As the third largest economy in
the world, Japan plays a very important role in the world. It is a top trading
partner with the United States, China, and European Union. In 2017, the country
exported goods worth more than $694 billion and imported goods worth more than
$632 billion. Most of these exports went to China ($136 billion), EU, and US
($125 billion). The biggest export goods are vehicles. In 2017, the country
exported vehicles worth more than $101 billion. Other major exports are car
parts, integrated circuits, industrial printers, and machinery.
Therefore, the trade data from Japan
are watched closely by the market. Like China, signs of weakness could mean
that the world economy is not strong enough. Today, the country released these
trade numbers. In March, the exports contracted by 2.4%, which was better than
the decline of 2.7% that was expected. The exports have been falling since
December last year. Imports on the other hand rose by 1.1%, which was a smaller
increase than the 2.6% that was expected. In February, the imports had
contracted by 6.6%. As a result of better exports and weaker imports, the
country’s trade surplus increased to ¥529 billion, which was higher than the
expected ¥372 billion. This was the biggest increase in surplus since July
2018. The adjusted trade deficit was at ¥0.18 trillion.
The country also released the
industrial production number for February. This data measures the change in the
total inflation-adjusted value of output produced by manufacturers, mines, and
utilities. In the month, the industrial production increased by 0.7%, which was
lower than the expected 1.4%. The capacity utilization refers to the extent to
which an enterprise or country uses its installed productive capacity. In the
month, the capacity utilization rose by 1.0%, which was better than expected.
It was the highest it has been since December last year.
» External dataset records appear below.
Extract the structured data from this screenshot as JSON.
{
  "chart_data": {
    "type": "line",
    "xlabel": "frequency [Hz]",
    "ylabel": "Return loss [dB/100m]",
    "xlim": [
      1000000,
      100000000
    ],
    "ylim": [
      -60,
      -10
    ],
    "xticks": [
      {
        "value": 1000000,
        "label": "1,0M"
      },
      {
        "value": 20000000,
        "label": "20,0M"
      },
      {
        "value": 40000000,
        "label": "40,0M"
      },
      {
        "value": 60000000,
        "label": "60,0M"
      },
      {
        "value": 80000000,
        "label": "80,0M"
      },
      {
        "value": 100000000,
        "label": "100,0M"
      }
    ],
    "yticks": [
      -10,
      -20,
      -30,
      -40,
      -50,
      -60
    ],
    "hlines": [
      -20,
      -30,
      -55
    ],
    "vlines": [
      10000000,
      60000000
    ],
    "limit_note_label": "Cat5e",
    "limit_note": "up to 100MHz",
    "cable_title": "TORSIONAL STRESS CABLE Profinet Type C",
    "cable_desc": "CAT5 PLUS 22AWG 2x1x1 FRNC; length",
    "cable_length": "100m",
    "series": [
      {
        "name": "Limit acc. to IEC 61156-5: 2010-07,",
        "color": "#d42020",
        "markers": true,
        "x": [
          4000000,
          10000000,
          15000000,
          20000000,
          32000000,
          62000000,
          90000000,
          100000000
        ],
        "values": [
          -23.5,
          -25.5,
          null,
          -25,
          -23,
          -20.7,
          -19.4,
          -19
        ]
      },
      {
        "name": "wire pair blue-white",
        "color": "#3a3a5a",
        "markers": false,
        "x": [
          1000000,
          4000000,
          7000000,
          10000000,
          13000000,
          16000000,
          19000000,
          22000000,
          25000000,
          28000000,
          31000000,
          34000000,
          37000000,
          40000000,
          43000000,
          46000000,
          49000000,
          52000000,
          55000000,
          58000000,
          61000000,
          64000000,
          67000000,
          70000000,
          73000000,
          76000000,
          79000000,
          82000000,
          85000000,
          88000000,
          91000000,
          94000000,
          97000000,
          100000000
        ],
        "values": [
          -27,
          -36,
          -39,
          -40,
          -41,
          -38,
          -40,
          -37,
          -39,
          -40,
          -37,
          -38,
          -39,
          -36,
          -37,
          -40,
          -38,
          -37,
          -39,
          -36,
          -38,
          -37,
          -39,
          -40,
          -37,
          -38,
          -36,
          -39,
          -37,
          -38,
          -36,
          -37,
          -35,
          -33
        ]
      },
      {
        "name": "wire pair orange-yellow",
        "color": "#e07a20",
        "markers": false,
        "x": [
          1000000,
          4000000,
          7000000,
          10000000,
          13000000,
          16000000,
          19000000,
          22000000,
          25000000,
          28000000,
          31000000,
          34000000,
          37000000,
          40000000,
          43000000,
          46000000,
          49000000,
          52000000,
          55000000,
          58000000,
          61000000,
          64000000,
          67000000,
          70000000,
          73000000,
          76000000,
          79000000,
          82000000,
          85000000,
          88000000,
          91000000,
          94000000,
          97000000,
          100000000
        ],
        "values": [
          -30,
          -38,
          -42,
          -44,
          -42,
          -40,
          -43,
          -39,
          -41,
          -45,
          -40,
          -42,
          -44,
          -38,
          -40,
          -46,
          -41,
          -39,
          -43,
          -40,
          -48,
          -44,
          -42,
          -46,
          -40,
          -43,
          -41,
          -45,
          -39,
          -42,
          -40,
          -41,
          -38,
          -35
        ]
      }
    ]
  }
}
This data shows that the Japanese
economy is likely not as weak as the market expects. The biggest challenge the
economy is facing is the low rate of inflation. This is mainly because the
population is aging, the consumer spending is not that high, and the people
tend to work and save too much. This presents a major risk to the economy in
case of a global recession. This is because with the interest rates being in
the negative territory, and with quantitative easing continuing, the bank does
not have the tools to deal with such a situation.
The USD/JPY pair has been gaining this
week. The pair has jumped from a low of 110.87 to a weekly high of 112.16. On
the chart below, the price is along the 50-day and 25-day moving averages. The
MACD has remained relatively unchanged. In the near term, the pair could drop
to the 50% Fibonacci Retracement level of 111.50.